Keith Hodan | Tribune-Review
World War II vet Howard Pfeifer walks among the construction of the Southwest Pennsylvania World War II memorial on the North Shore, Thursday, August 15, 2013.

Dereke Mason brought three generations of history with him to his first day of work as a cement mason at the Southwestern Pennsylvania World War II Memorial on the North Shore.

His late father, James, also a cement mason, served in World War II. His grandfather Eugene was a cement mason, but Dereke wasn't sure about his military service.

The work “made me feel great,” said Mason, 55, of Penn Hills, an Air Force veteran. “It's exciting.”

Construction on the $4 million memorial began in May and is expected to be completed by Dec. 7, Pearl Harbor Day, when officials plan to dedicate the memorial.

The nonprofit World War II Veterans of Southwestern Pennsylvania Memorial Fund planned the tribute for nearly a decade.

“Everything is going well,” said Howard Pfeifer, 89, of Wexford, a World War II veteran and member of the group's executive board who visited the site last week. “I think this is going to be a historic boulevard.”

The World War II memorial will be the latest of several memorials that dot the North Shore landscape: a Korean War Memorial, the Vietnam War Memorial and the Allegheny County Law Enforcement Officers Memorial.

The USS Requin, a Tench class submarine used between 1945 and 1968 to extend the range of the Navy's radar, is moored in the Ohio River beside the Carnegie Science Center just west of the memorials.

“It's very exciting for us. ... It will be a special place,” said Kris Brown, general manager at nearby Jerome Bettis Grille 36. “It's right in our front yard.”

About 4,000 members of the armed forces from Western Pennsylvania died in battle during World War II, according to the county Department of Veterans Services.

Designed by Washington-based artist Larry Kirkland, the memorial will showcase stainless steel and stone spires and glass panels encircling a plaza.

Photographs and narratives embossed in the glass will tell the story of the war in Europe, the Pacific and on the homefront in Pittsburgh. Those stories will include some from local veterans and residents.

The glass panels should arrive this week, and stonework around the concrete plaza should begin soon.
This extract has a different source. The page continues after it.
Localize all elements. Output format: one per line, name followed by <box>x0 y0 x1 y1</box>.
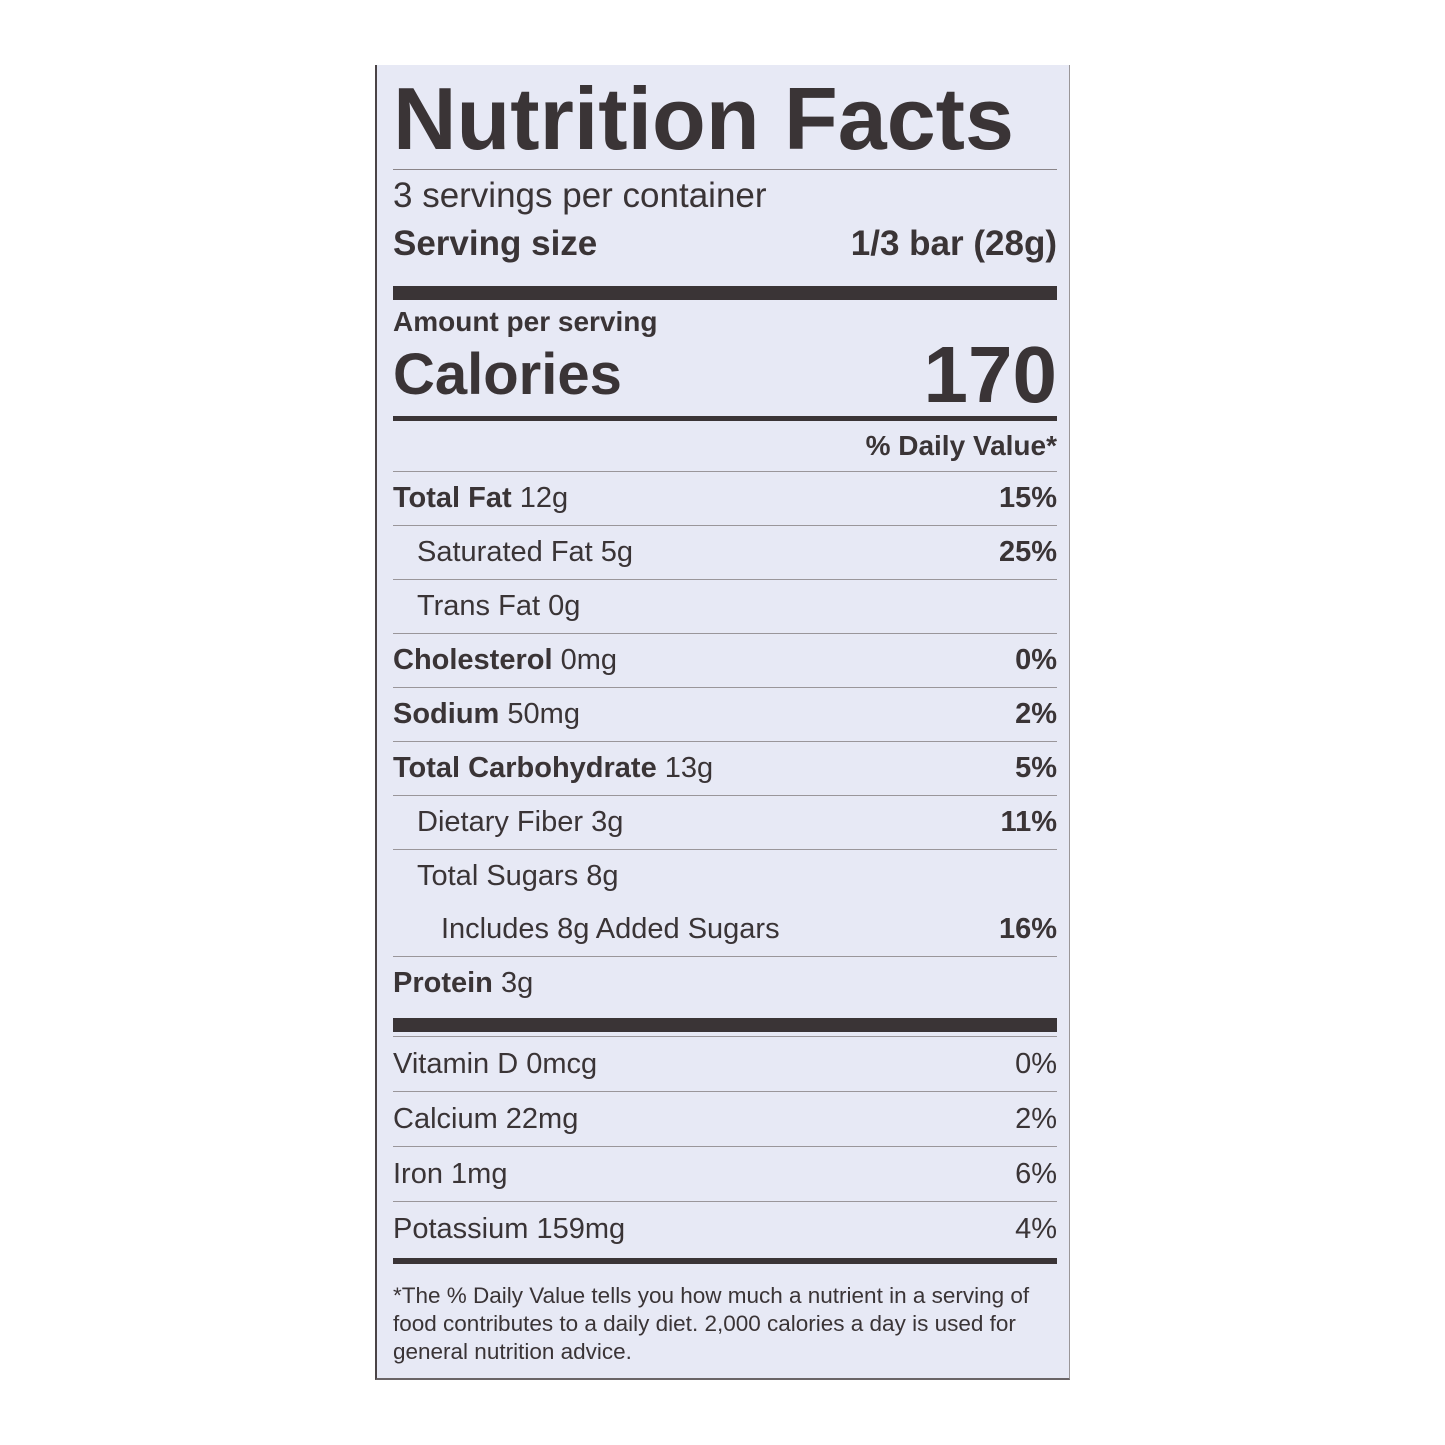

The stone spires are coming from Oregon.

“We're all proud to be part of this,” said Ray Soncino, project supervisor for Allegheny Construction Group, a subcontractor. “When you think of the contribution the region has made to the war effort ... this, in large part, will honor the whole region's contributions.”

Organizers raised just more than $4 million in public and private funding to build the memorial. The city Stadium Authority agreed to maintain it, with the establishment of a $300,000 trust fund.

“This is something that will be great for the area,” said John Vento, a World War II veteran from Penn Hills who is vice president of the memorial fund committee.